Later on, you’ll know it’ll be important.
"It just makes things easier to believe that good-looking rich folks
are just as miserable and unhappy as the rest of us!" |
The same goes for
Vanilla Sky. Early on I had figured out the general gist of the
“surprise” ending, and hoped I was wrong: as far as “surprise endings” go
this one didn’t come as a particular surprise (I’m not one of those people
who claim to have figured out the ending of Sixth Sense long before
the ending) and was rather redundant. To a degree the movie could have
worked without it.
Or
maybe not. Once stripped of its dull “surprise ending” there isn’t much in
Vanilla Sky to recommend itself. Tom Cruise plays a vapid and shallow
young multi-millionaire (he inherited his fortune), blessed with annoyingly
good looks who sleeps with supermodels and drives a Porsche. Yeah, now
there’s a character your ordinary cinemagoer can identify with, eh? To make
things worse the Cruise character is self-centered and bland, and remains so
throughout the entire movie
—
even after his face is disfigured in a car accident and walks around with
one of Michael Meyer’s (the Halloween movies killer) masks for a huge
chunk of the movie.
Does
Cruise’s character come to some sort of insight because of his predicament?

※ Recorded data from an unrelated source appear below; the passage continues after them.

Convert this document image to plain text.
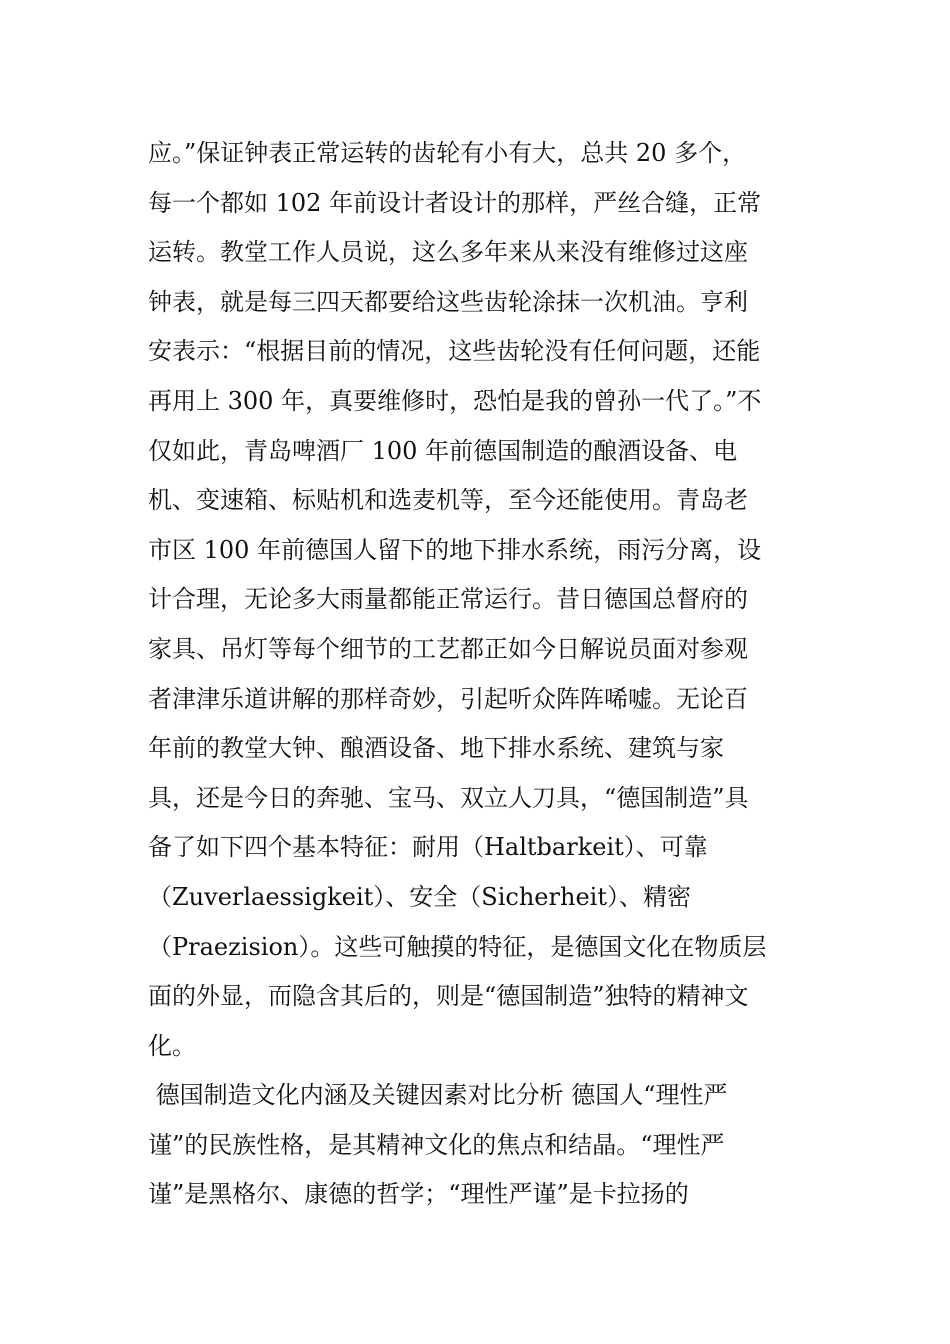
应。”保证钟表正常运转的齿轮有小有大，总共 20 多个，
每一个都如 102 年前设计者设计的那样，严丝合缝，正常
运转。教堂工作人员说，这么多年来从来没有维修过这座
钟表，就是每三四天都要给这些齿轮涂抹一次机油。亨利
安表示：“根据目前的情况，这些齿轮没有任何问题，还能
再用上 300 年，真要维修时，恐怕是我的曾孙一代了。”不
仅如此，青岛啤酒厂 100 年前德国制造的酿酒设备、电
机、变速箱、标贴机和选麦机等，至今还能使用。青岛老
市区 100 年前德国人留下的地下排水系统，雨污分离，设
计合理，无论多大雨量都能正常运行。昔日德国总督府的
家具、吊灯等每个细节的工艺都正如今日解说员面对参观
者津津乐道讲解的那样奇妙，引起听众阵阵唏嘘。无论百
年前的教堂大钟、酿酒设备、地下排水系统、建筑与家
具，还是今日的奔驰、宝马、双立人刀具，“德国制造”具
备了如下四个基本特征：耐用（Haltbarkeit）、可靠
（Zuverlaessigkeit）、安全（Sicherheit）、精密
（Praezision）。这些可触摸的特征，是德国文化在物质层
面的外显，而隐含其后的，则是“德国制造”独特的精神文
化。
德国制造文化内涵及关键因素对比分析 德国人“理性严
谨”的民族性格，是其精神文化的焦点和结晶。“理性严
谨”是黑格尔、康德的哲学；“理性严谨”是卡拉扬的
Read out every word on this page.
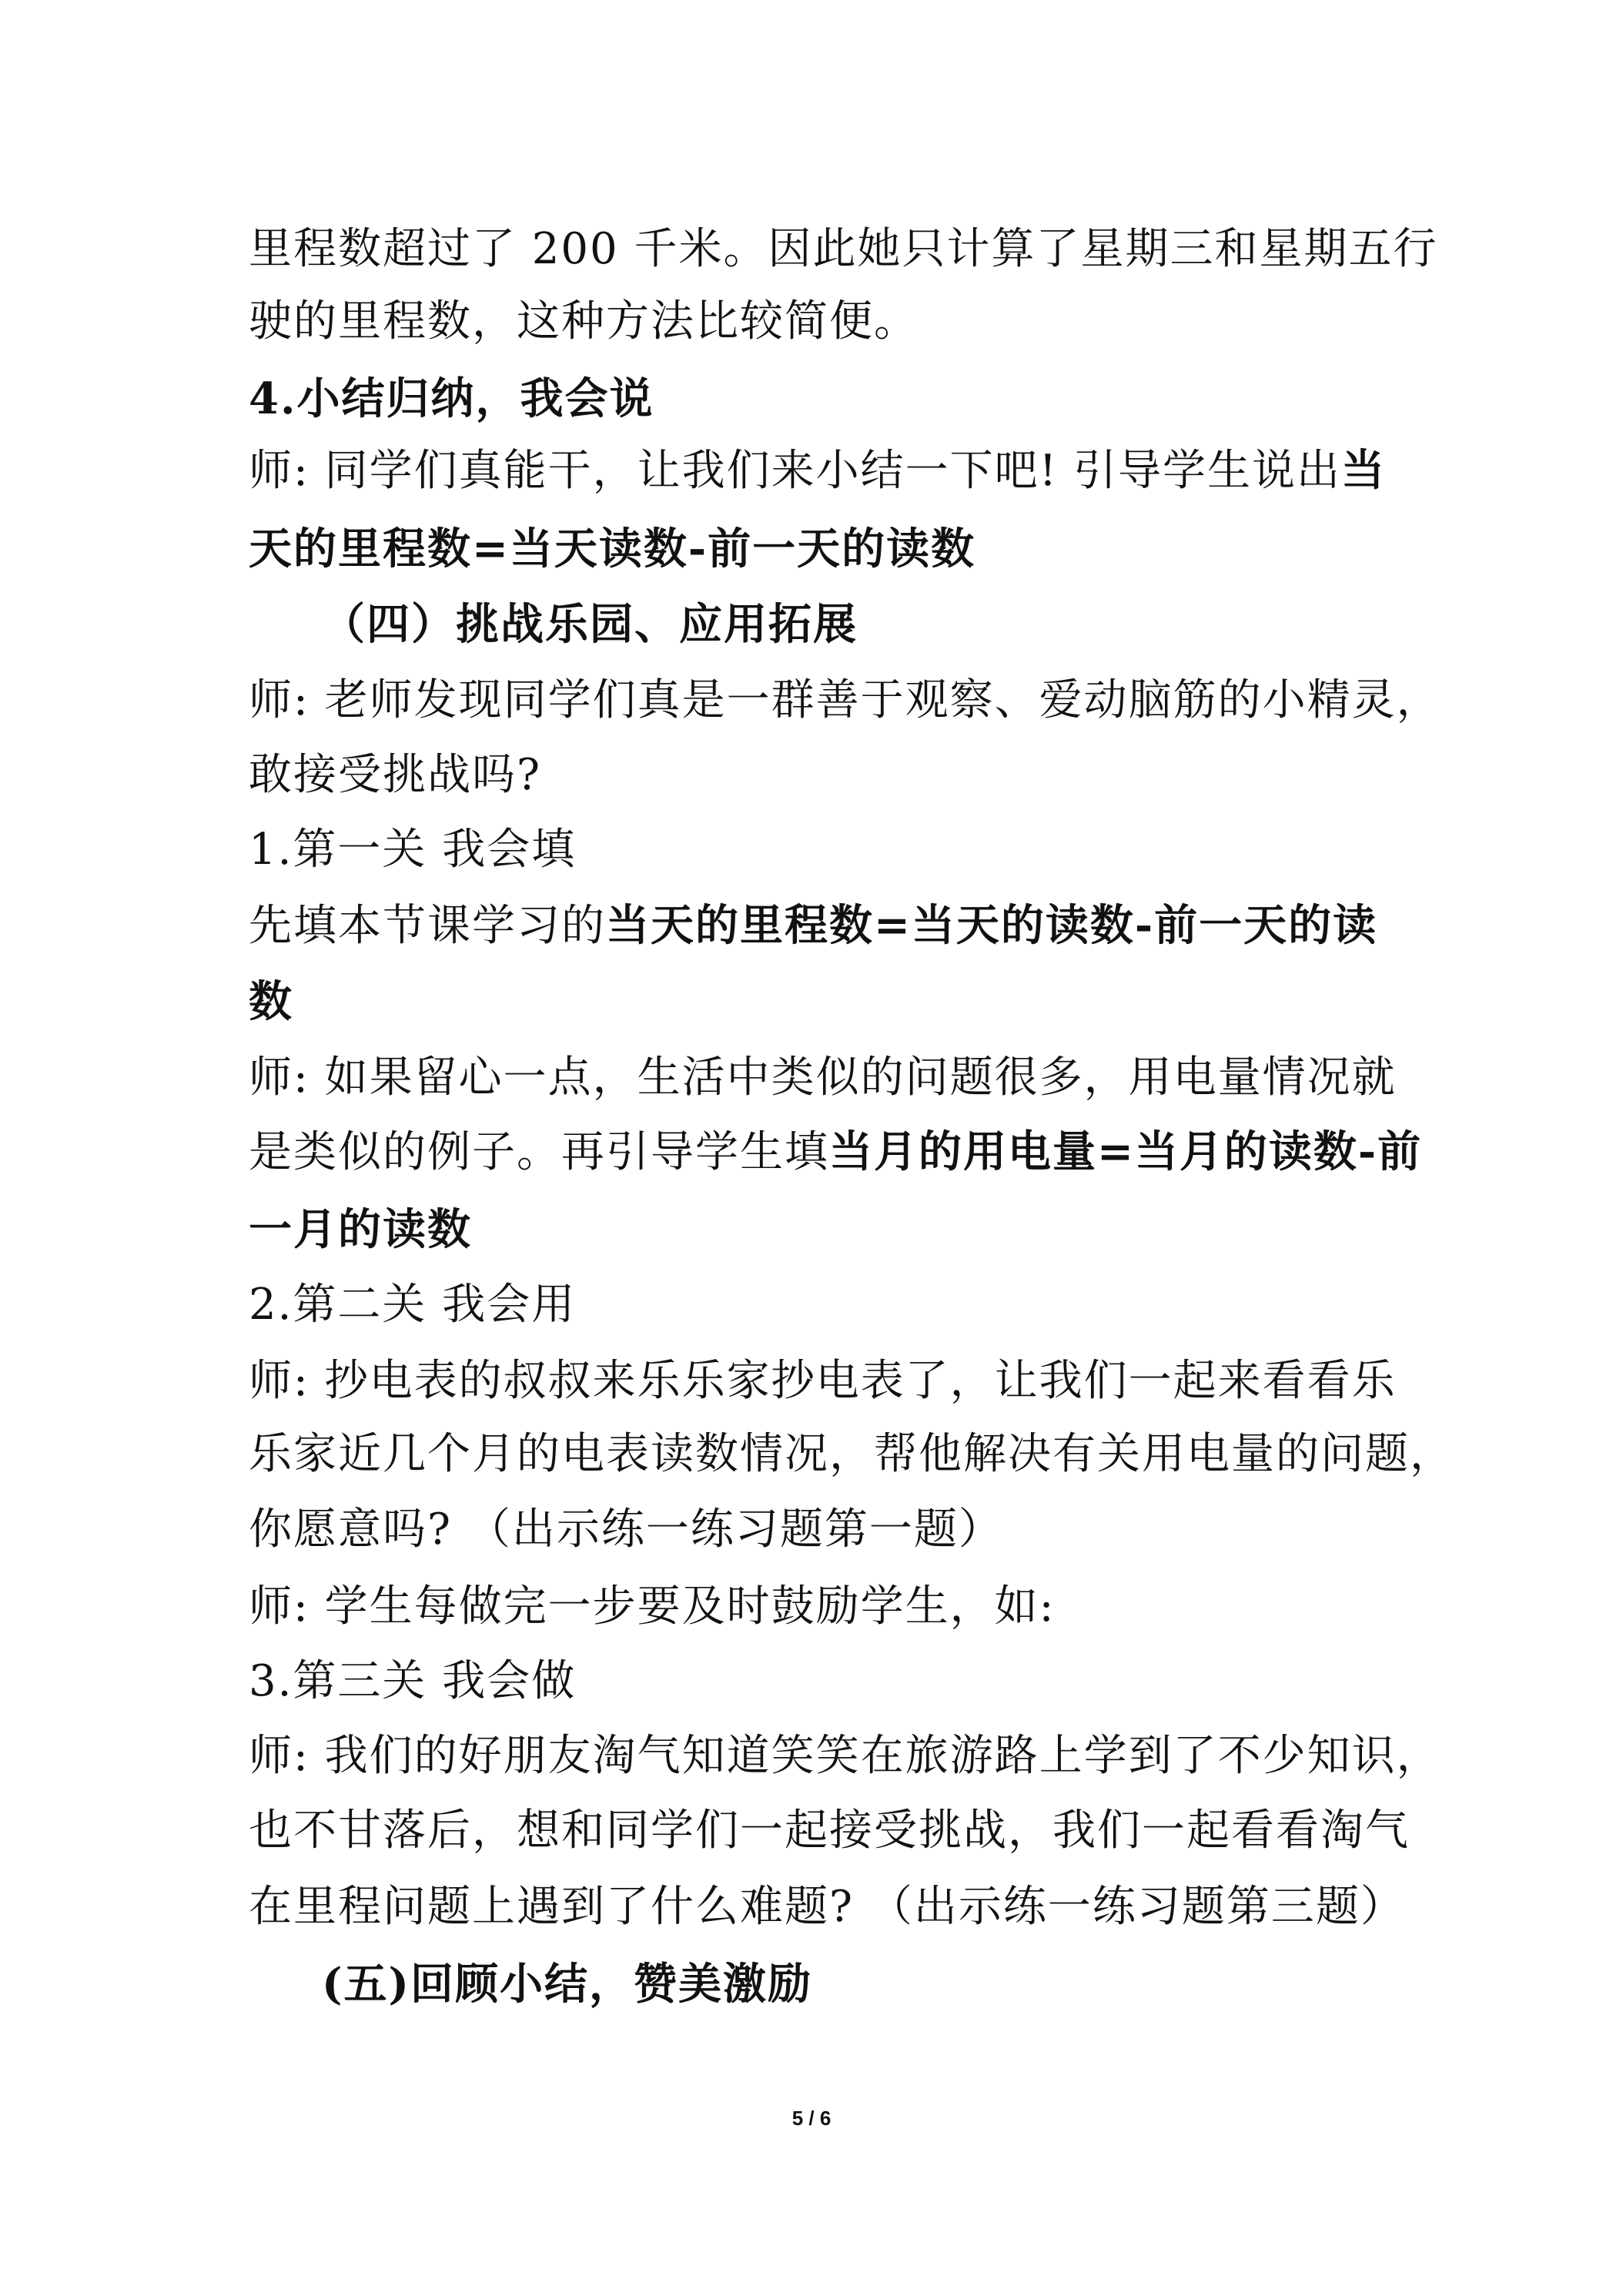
里程数超过了 200 千米。因此她只计算了星期三和星期五行
驶的里程数，这种方法比较简便。
4.小结归纳，我会说
师: 同学们真能干，让我们来小结一下吧! 引导学生说出当
天的里程数=当天读数-前一天的读数
（四）挑战乐园、应用拓展
师: 老师发现同学们真是一群善于观察、爱动脑筋的小精灵，
敢接受挑战吗?
1.第一关 我会填
先填本节课学习的当天的里程数=当天的读数-前一天的读
数
师: 如果留心一点，生活中类似的问题很多，用电量情况就
是类似的例子。再引导学生填当月的用电量=当月的读数-前
一月的读数
2.第二关 我会用
师: 抄电表的叔叔来乐乐家抄电表了，让我们一起来看看乐
乐家近几个月的电表读数情况，帮他解决有关用电量的问题，
你愿意吗? （出示练一练习题第一题）
师: 学生每做完一步要及时鼓励学生，如:
3.第三关 我会做
师: 我们的好朋友淘气知道笑笑在旅游路上学到了不少知识，
也不甘落后，想和同学们一起接受挑战，我们一起看看淘气
在里程问题上遇到了什么难题? （出示练一练习题第三题）
(五)回顾小结，赞美激励
5 / 6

Does he become more likeable? No on both counts, I’m afraid. Yet the movie
expects us to be sympathetic towards him for some reason, all the while one
can’t believe that his friends put up with so much of his crap
—
even when they don’t have to anymore. Cruise’s love interest in the guise of
Penelope Cruz isn’t much more believable either and while there are some
neat performances in the supporting roles, the battle is lost once one
really doesn’t care for the leads.
A remake of a Spanish movie
(Alejandro Amenábar's 1997 romantic thriller Open Your Eyes), it is unclear what exactly attracted director Cameron Crowe
(Jerry Maguire) to this material. Crowe is better at more light-weight fare
that taps into the pop cultural zeitgeist than with something like this
which has more portentous themes. Instead Crowe directs the movie like one
long music video, inserting various pop songs (by the likes of R.E.M. and
Bob Dylan) into the action where they only attract attention to themselves
rather than add to the ambience.
Ultimately Vanilla Sky is like its lead actors: pleasant to look at, but
shallow and uninvolving
—
a psychological drama without any interesting
insights other than maybe that good looks and money do equal happiness (as
one critic pointed out), which makes it the ideological opposite of the
classic Seconds . . .
Rather give me my
Seconds then . . . because it just makes things easier to believe that
good-looking rich folks are just as miserable and unhappy as the rest of us.